Tom Angelripper kündigte dann auch an, daß sie im Oktober eine neue CD rausbringen,
das wurde aber auch mal wieder Zeit oder etwa nicht, Jungs?
Von dem spielten sie dann noch einen neuen Song namens"Napalm in the Morning",
der sich wieder etwas "Back to the Roots" anhörte.
Seien wir mal auf die neue gespannt.
Ich bekam dann noch 3 Songs von "Mägo de Oz" mit, die um diese Zeit noch einiges an
Energien freisetzten, nur leider nicht mehr bei mir. Die Musik war aber recht geil.
Etwas Folk, ein Schuß Maiden und viel südländisches Temperament.
Ich werde sie gewiß noch einmal sehen.
Nun aber war Abschlußparty auf dem Zeltplatz angesagt, von überall konnte man die Meute
feiern hören. Und auch im Chattercamp war noch eine Menge los.
Ich unterhielt mich noch mit diversen Leuten, besonders das Gespräch über Filme
mit dem netten Österreicher und seiner Begleitung, und einer anderen Person,
war recht interessant.
Um 5 ging ich dann mal ein wenig pennen, aber morgens ging die Party dann weiter.
Die letzte Bierreste vertilgt, noch geile Musik gehört, viel Faxen gemacht,
leider entfiel das Dosentieftauchen dieses Mal, naja, nächstes Jahr bestimmt.
Nach dem Zeltabbau, einem heftigen Platzregen, diversen Abschiedsfotos,
und einer nicht enden wollenden Abschiedsorgie, ging es dann auch auf den Heimweg.
Der sehr lange dauern sollte, ein Stau jagte den nächsten, wir brauchten ca.
4,5 Stunden für 130 km, gut daß es einen "Burger King" zwischendurch gab,
auch wenn die 2 Bedienungen etwas überfordert wirkten, kamen wir irgendwann an unser
Essen.

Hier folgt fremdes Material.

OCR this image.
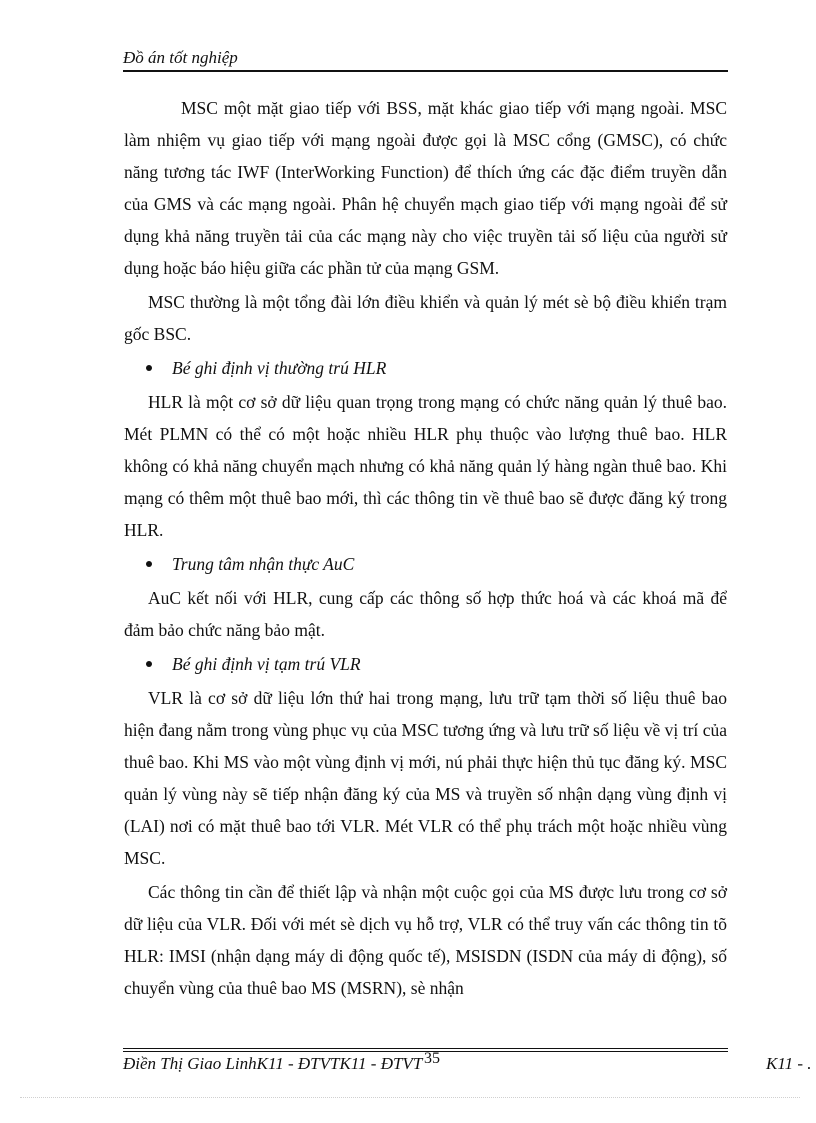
Đồ án tốt nghiệp

MSC một mặt giao tiếp với BSS, mặt khác giao tiếp với mạng ngoài. MSC làm nhiệm vụ giao tiếp với mạng ngoài được gọi là MSC cổng (GMSC), có chức năng tương tác IWF (InterWorking Function) để thích ứng các đặc điểm truyền dẫn của GMS và các mạng ngoài. Phân hệ chuyển mạch giao tiếp với mạng ngoài để sử dụng khả năng truyền tải của các mạng này cho việc truyền tải số liệu của người sử dụng hoặc báo hiệu giữa các phần tử của mạng GSM.

MSC thường là một tổng đài lớn điều khiển và quản lý mét sè bộ điều khiển trạm gốc BSC.

Bé ghi định vị thường trú HLR

HLR là một cơ sở dữ liệu quan trọng trong mạng có chức năng quản lý thuê bao. Mét PLMN có thể có một hoặc nhiều HLR phụ thuộc vào lượng thuê bao. HLR không có khả năng chuyển mạch nhưng có khả năng quản lý hàng ngàn thuê bao. Khi mạng có thêm một thuê bao mới, thì các thông tin về thuê bao sẽ được đăng ký trong HLR.

Trung tâm nhận thực AuC

AuC kết nối với HLR, cung cấp các thông số hợp thức hoá và các khoá mã để đảm bảo chức năng bảo mật.

Bé ghi định vị tạm trú VLR

VLR là cơ sở dữ liệu lớn thứ hai trong mạng, lưu trữ tạm thời số liệu thuê bao hiện đang nằm trong vùng phục vụ của MSC tương ứng và lưu trữ số liệu về vị trí của thuê bao. Khi MS vào một vùng định vị mới, nú phải thực hiện thủ tục đăng ký. MSC quản lý vùng này sẽ tiếp nhận đăng ký của MS và truyền số nhận dạng vùng định vị (LAI) nơi có mặt thuê bao tới VLR. Mét VLR có thể phụ trách một hoặc nhiều vùng MSC.

Các thông tin cần để thiết lập và nhận một cuộc gọi của MS được lưu trong cơ sở dữ liệu của VLR. Đối với mét sè dịch vụ hỗ trợ, VLR có thể truy vấn các thông tin tõ HLR: IMSI (nhận dạng máy di động quốc tế), MSISDN (ISDN của máy di động), số chuyển vùng của thuê bao MS (MSRN), sè nhận

Điền Thị Giao LinhK11 - ĐTVTK11 - ĐTVT 35	K11 - .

Das sollte uns ersteinmal in den nächsten Stunden Kraft geben.
Am coolsten war dann der saukomische Hitler/Friedman Imitator, an einer Raststätte
in der Nähe von Soltau.
Er ließ uns vor lachen fast zusammenbrechen.
Nach fast 11 Stunden Heimfahrt erreichten wir ersteinmal Hagen, wo wir die Janine
ablieferten, und eine halbe Stunde später waren wir Düsseldorfer auch zuhause.

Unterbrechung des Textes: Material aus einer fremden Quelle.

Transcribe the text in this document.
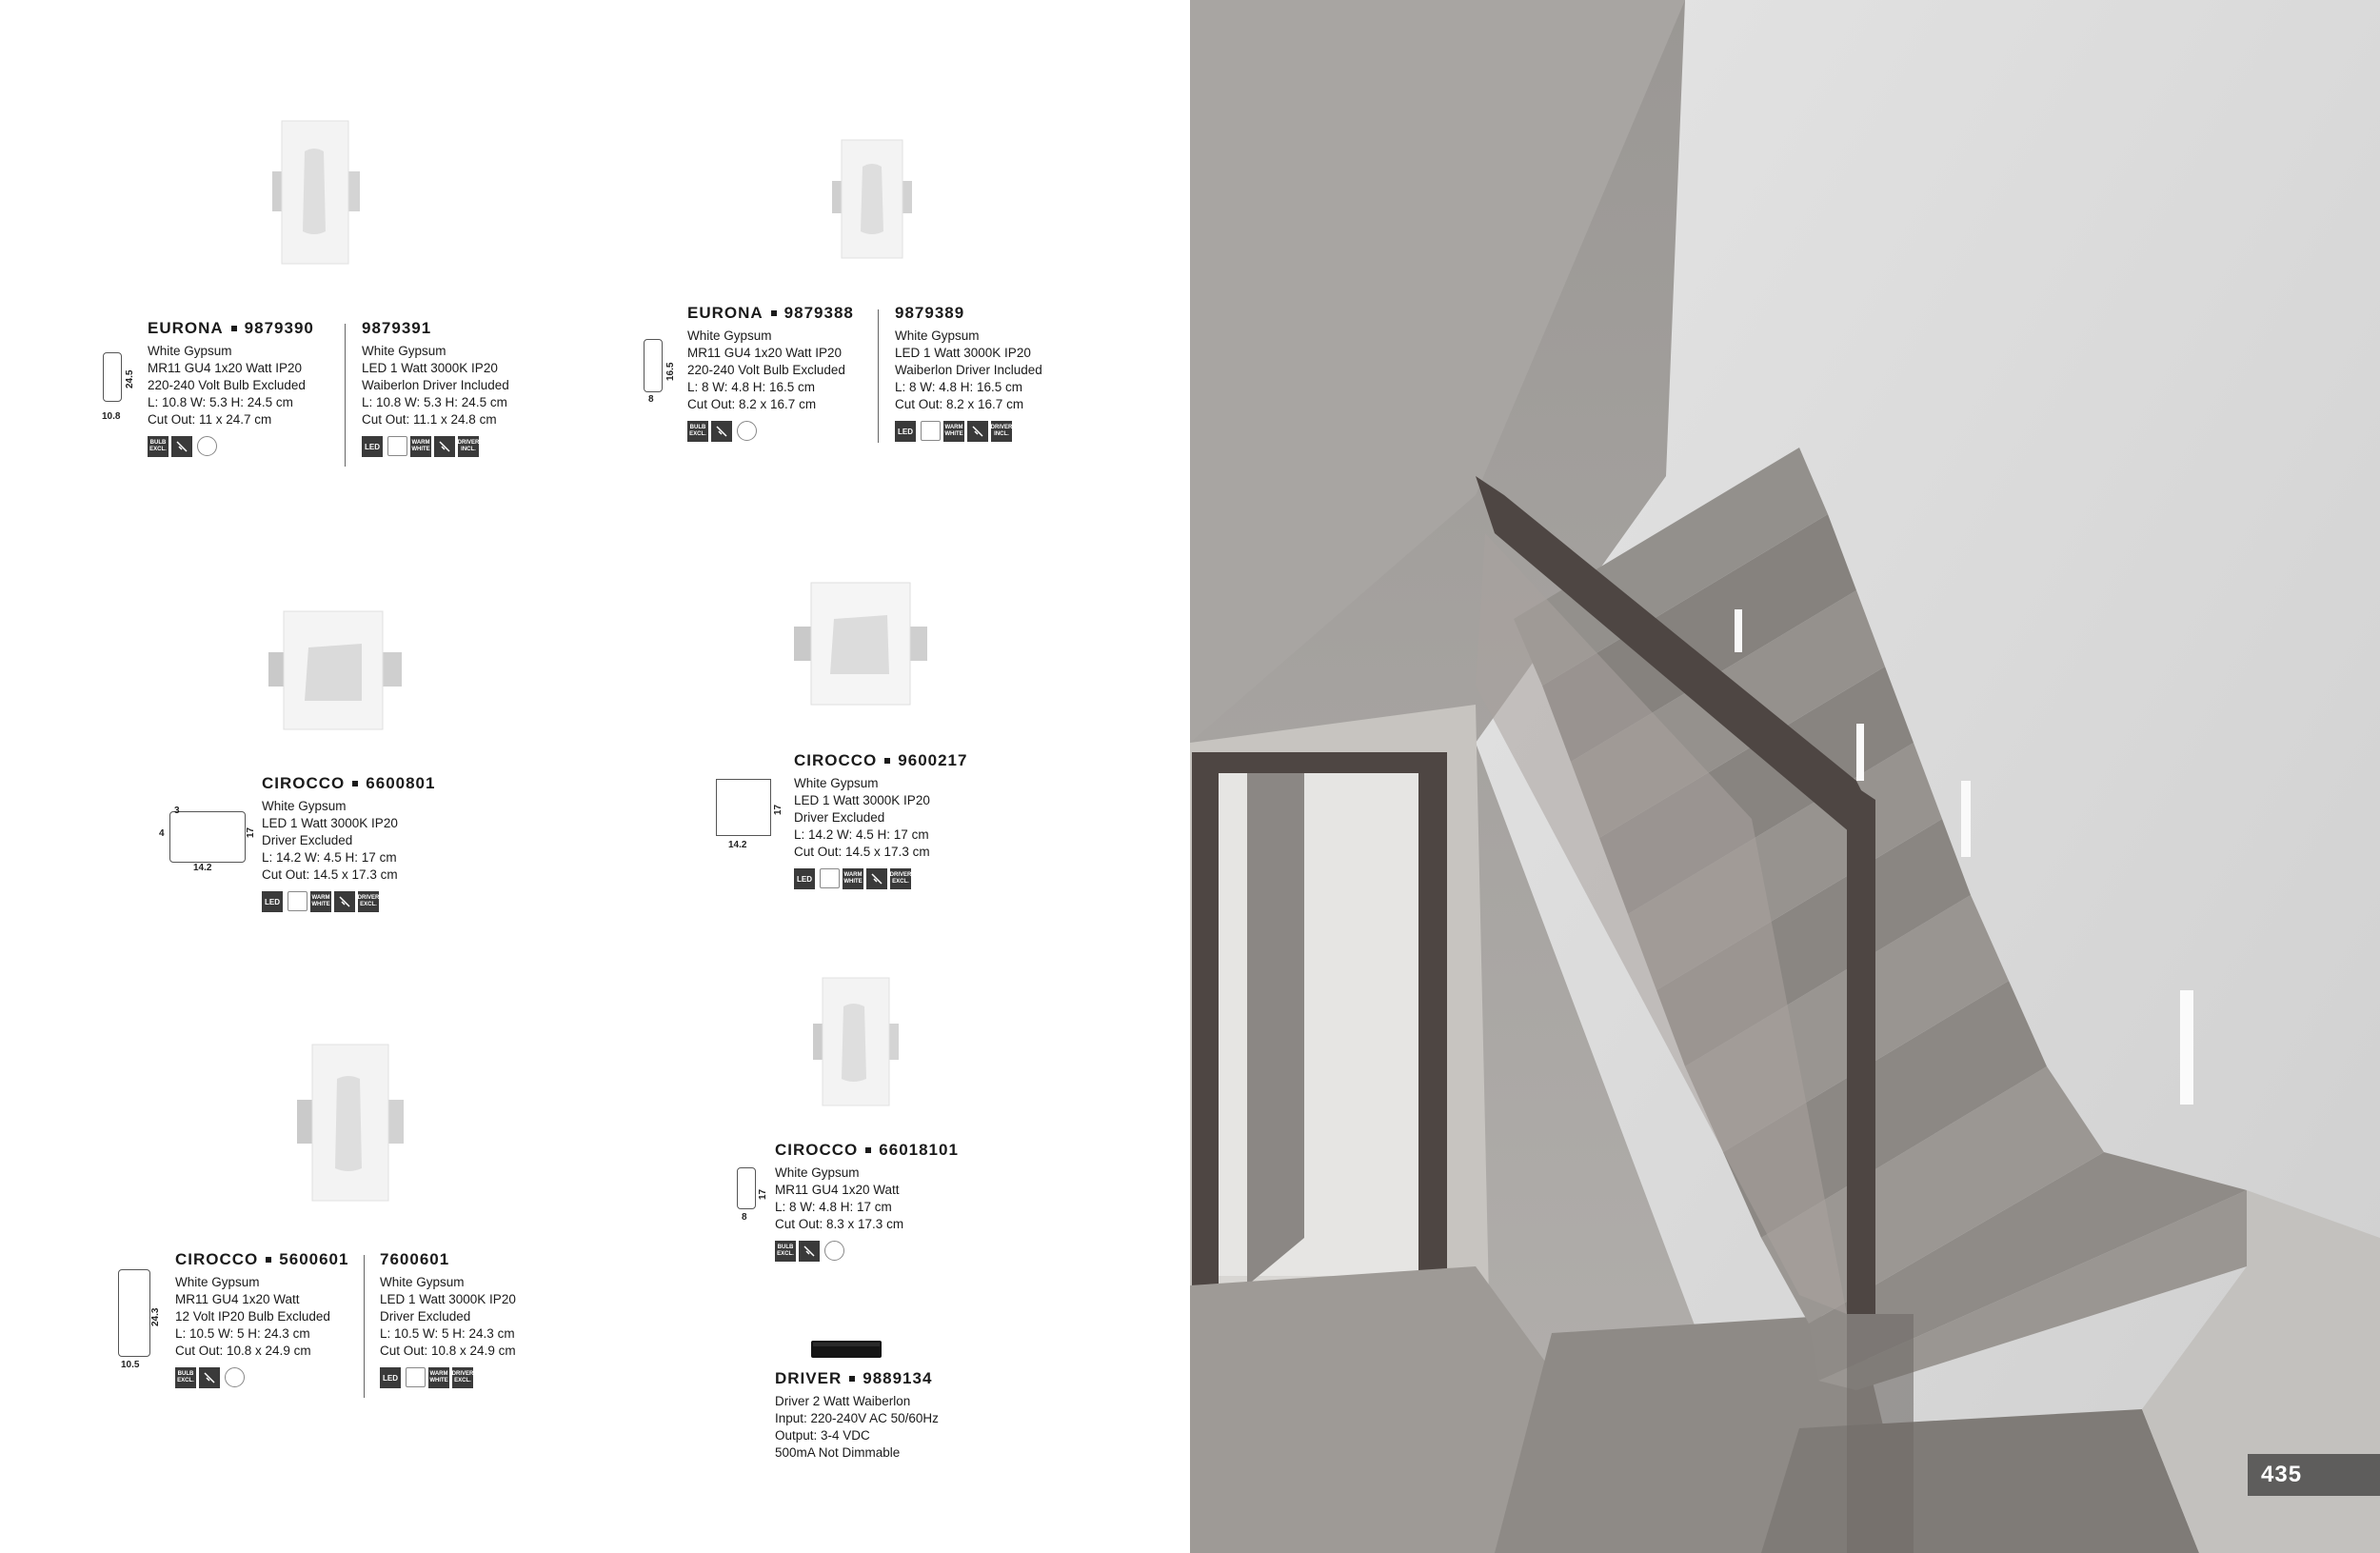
24.5
10.8
16.5
8
3
4	17
14.2
17
14.2
17
8
24.3
10.5
EURONA 9879390
White Gypsum
MR11 GU4 1x20 Watt IP20
220-240 Volt Bulb Excluded
L: 10.8 W: 5.3 H: 24.5 cm
Cut Out: 11 x 24.7 cm
BULB EXCL.
9879391
White Gypsum
LED 1 Watt 3000K IP20
Waiberlon Driver Included
L: 10.8 W: 5.3 H: 24.5 cm
Cut Out: 11.1 x 24.8 cm
LED	WARM WHITE
DRIVER INCL.
EURONA 9879388
White Gypsum
MR11 GU4 1x20 Watt IP20
220-240 Volt Bulb Excluded
L: 8 W: 4.8 H: 16.5 cm
Cut Out: 8.2 x 16.7 cm
BULB EXCL.
9879389
White Gypsum
LED 1 Watt 3000K IP20
Waiberlon Driver Included
L: 8 W: 4.8 H: 16.5 cm
Cut Out: 8.2 x 16.7 cm
LED	WARM WHITE
DRIVER INCL.
CIROCCO 6600801
White Gypsum
LED 1 Watt 3000K IP20
Driver Excluded
L: 14.2 W: 4.5 H: 17 cm
Cut Out: 14.5 x 17.3 cm
LED	WARM WHITE
DRIVER EXCL.
CIROCCO 9600217
White Gypsum
LED 1 Watt 3000K IP20
Driver Excluded
L: 14.2 W: 4.5 H: 17 cm
Cut Out: 14.5 x 17.3 cm
LED	WARM WHITE
DRIVER EXCL.
CIROCCO 66018101
White Gypsum
MR11 GU4 1x20 Watt
L: 8 W: 4.8 H: 17 cm
Cut Out: 8.3 x 17.3 cm
BULB EXCL.
CIROCCO 5600601
White Gypsum
MR11 GU4 1x20 Watt
12 Volt IP20 Bulb Excluded
L: 10.5 W: 5 H: 24.3 cm
Cut Out: 10.8 x 24.9 cm
BULB EXCL.
7600601
White Gypsum
LED 1 Watt 3000K IP20
Driver Excluded
L: 10.5 W: 5 H: 24.3 cm
Cut Out: 10.8 x 24.9 cm
LED	WARM WHITE
DRIVER EXCL.	DRIVER 9889134
Driver 2 Watt Waiberlon
Input: 220-240V AC 50/60Hz
Output: 3-4 VDC
500mA Not Dimmable
435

Es war ein absolut geiles Festival, wofür ich meine Karte auch schon wieder geordert habe.
Leider war die Toilettensituation mehr als dürftig, besonders für das weibliche Geschlecht,
eine wahre Tortour, aber das werden die wohl nie in den Griff bekommen.
Auch die Essenspreise an einigen Ständen waren echt unverschämt.
5 DM für ein Fischfrikadellenbrötchen, 4 DM für toatl versalzene Pommes, daß muß nicht sein.
Als besonders traurig zu bezeichnen ist, daß am Sonntagmorgen ein 23jähriger Metaller
aus Böblingen an einer Thrombose verstarb.
Herzliches Beileid von dieser Stelle.
Insgesamt waren 33000 Besucher diese Jahr da, was man merken konnte, das Gelände platzte
aus allen Nähten, entweder es wird begrenzt auf 25000 Besucher, oder das Gelände muß
vergrößert werden. Sonst gibt das irgendwann eine Katastrophe.
Ansonsten wie immer geile Stimmung und eine tolle Party.

Grüße an dieser Stelle gehen an folgende Personen:
Tom und Susi von den Metal Bastards, den Gryphons, Busman, Frankie, Metal Messiahs,
Dirk"Bentheim", den Jungs von Abyssaria, den Jungs von Ravage, Andi und Esther von Midwinter,
Michaela, Maikel, Zombie Gecko, Nausea, Steffi, Lady Carrietta, Rockbabe, Sheeplover,
nuc nebst Gattin, Todesgegröhle, den Leuten von Scheißegal, Quästor, Mandy, Melli,
LennyNero, Howie dem Wackener Comiczeichner, Fipstroll, Manuel Pabst, Tomcat,
Jeffrey Dahmer, Jamzzone, Desmona, Cassandra, MetalTom, Cadia, Calani, Eva, Debbie,
Alucard, Nhashi, 667, den Leuten von der Deathparade, Heyoka und allen von den Metalheadz,
Zoran, Husky nebst Freundin von Desaster, Tequila nebst Freundin, Babs, Speedy,
Kran, alter mann, den Leuten aus Wermelskirchen, Henkersbraut, Michicaust, Powersurge, allen anderen aus dem Chattercamp
und viele andere, die ich an dieser Stelle vergessen habe, seht euch als gegrüßt an.

Ein großes "Fuck Off" geht an alle Faschos, die da waren.

Ich hoffe wir sehen uns alle im nächsten Jahr wieder an der geleichen Stelle.
Und vergeßt nicht, "Nach dem Wacken ist vor dem Wacken".